Dr. Krueger: Neoclassical economics says that if you have a competitive labor market, you don't get to set the wage rate; you can only pay what other companies are paying. If you pay a penny less than the going wage for a particular skill group, you'll lose your entire workforce. So the job of a personnel officer is very simple: You just pay what everybody else is paying, and you're done. And you can easily observe if you're paying too little because you won't have any workers. If you're paying too much, then you have a flood of workers.

QUOTE: A hospital could decide that the downside of having a patient die or become ill because he or she didn't have the best nursing care is too expensive, so they'll pay a higher wage to retain a high-quality staff.

Researchers on monopsony -- monopsony means "one buyer," like a company town -- say the model I just described is an oversimplification of reality because companies do have some ability to set pay. If they start paying a penny less, they wouldn't lose all their workers. They might lose one or two, but they probably wouldn't lose them all. If they paid 5% less, they might lose more workers, but they still wouldn't lose all of their workers. There's some ability, some maneuvering, in the pay structure that the competitive neoclassical model doesn't recognize.

But in the last twenty years, economists have found that you could get monopsony-like effects even in a tight labor market because of imperfect information. It's costly to search for and change jobs, and employees get attached to their coworkers. So employers actually have some latitude here -- they could pay less than what competitors are paying, or they could pay more. There is some insulation from the pressure to pay exactly what everyone else is paying. This gives companies a reason to think about how much they're paying and to think about how their pay structure might affect their recruitment, how it might affect productivity, and how it could affect worker morale.

GMJ: How should a company think about turnover?

Dr. Krueger: From a neoclassical perspective, a company is just maximizing profit, so that's all it cares about. A company will trade off losing some people because they're paying too little against the fact that they'll be able to retain enough workers to do the job. Take hospitals, for example. They're constantly battling attrition, constantly battling turnover. They could pay the nurses more and have lower turnover, but that's just paying more than they need to some of the nurses. So what many hospitals do is spend a lot of money recruiting, but they keep salaries low. That might not be the best situation for the patient.

GMJ: But there are a lot of hidden costs to turnover, from low productivity to higher recruitment costs. Isn't it just cheaper to engage employees?

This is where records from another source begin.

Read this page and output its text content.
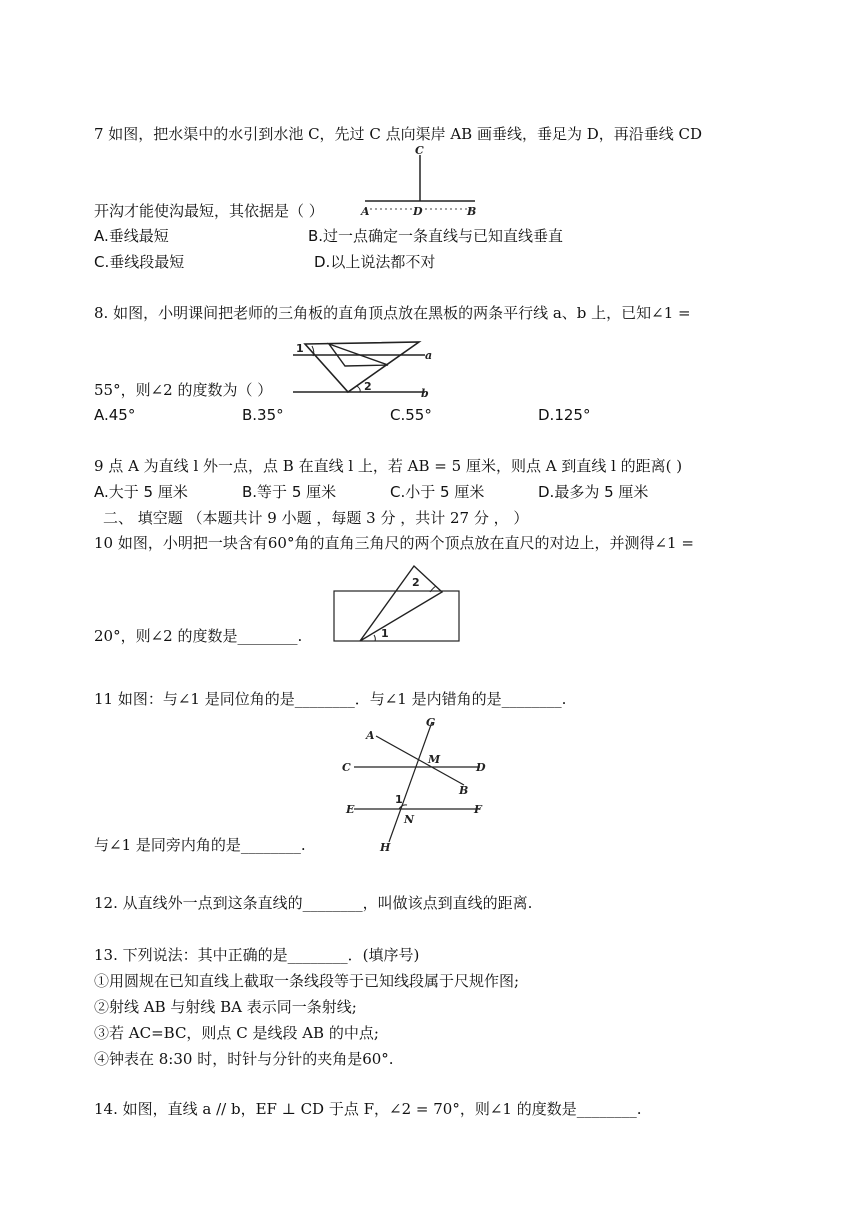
7 如图，把水渠中的水引到水池 C，先过 C 点向渠岸 AB 画垂线，垂足为 D，再沿垂线 CD
C
A	D	B
开沟才能使沟最短，其依据是（ ）
A.垂线最短	B.过一点确定一条直线与已知直线垂直
C.垂线段最短	D.以上说法都不对
8. 如图，小明课间把老师的三角板的直角顶点放在黑板的两条平行线 a、b 上，已知∠1 =
1
2
a
b
55°，则∠2 的度数为（ ）
A.45°	B.35°	C.55°	D.125°
9 点 A 为直线 l 外一点，点 B 在直线 l 上，若 AB = 5 厘米，则点 A 到直线 l 的距离( )
A.大于 5 厘米	B.等于 5 厘米	C.小于 5 厘米	D.最多为 5 厘米
二、 填空题 （本题共计 9 小题 ，每题 3 分 ，共计 27 分 ， ）
10 如图，小明把一块含有60°角的直角三角尺的两个顶点放在直尺的对边上，并测得∠1 =
1
2
20°，则∠2 的度数是________.
11 如图：与∠1 是同位角的是________．与∠1 是内错角的是________.
G
A
M
C	D
B
E
1
F
N
H
与∠1 是同旁内角的是________.
12. 从直线外一点到这条直线的________，叫做该点到直线的距离.
13. 下列说法：其中正确的是________．(填序号)
①用圆规在已知直线上截取一条线段等于已知线段属于尺规作图;
②射线 AB 与射线 BA 表示同一条射线;
③若 AC=BC，则点 C 是线段 AB 的中点;
④钟表在 8:30 时，时针与分针的夹角是60°.
14. 如图，直线 a // b，EF ⊥ CD 于点 F，∠2 = 70°，则∠1 的度数是________.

Dr. Krueger: Absolutely. That's why there is a tradeoff. What many companies do is try to find the optimal balance. Some companies decide it's too costly to constantly recruit and train new workers or to have vacancies. For example, a hospital could decide that the downside of having a patient die or become ill because he or she didn't have the best nursing care is too expensive, so they'll pay a higher wage to retain a high-quality staff.

You see companies, especially large companies, weighing those considerations: Where do we want to be in the pay structure compared with other companies? Do we want to be at the top or at the middle? Are we willing to put up with the reputation of being a low-wage employer? I think this is one of those situations where a broader view than just the competitive neoclassical model can help to explain what companies are doing and the issues that they face.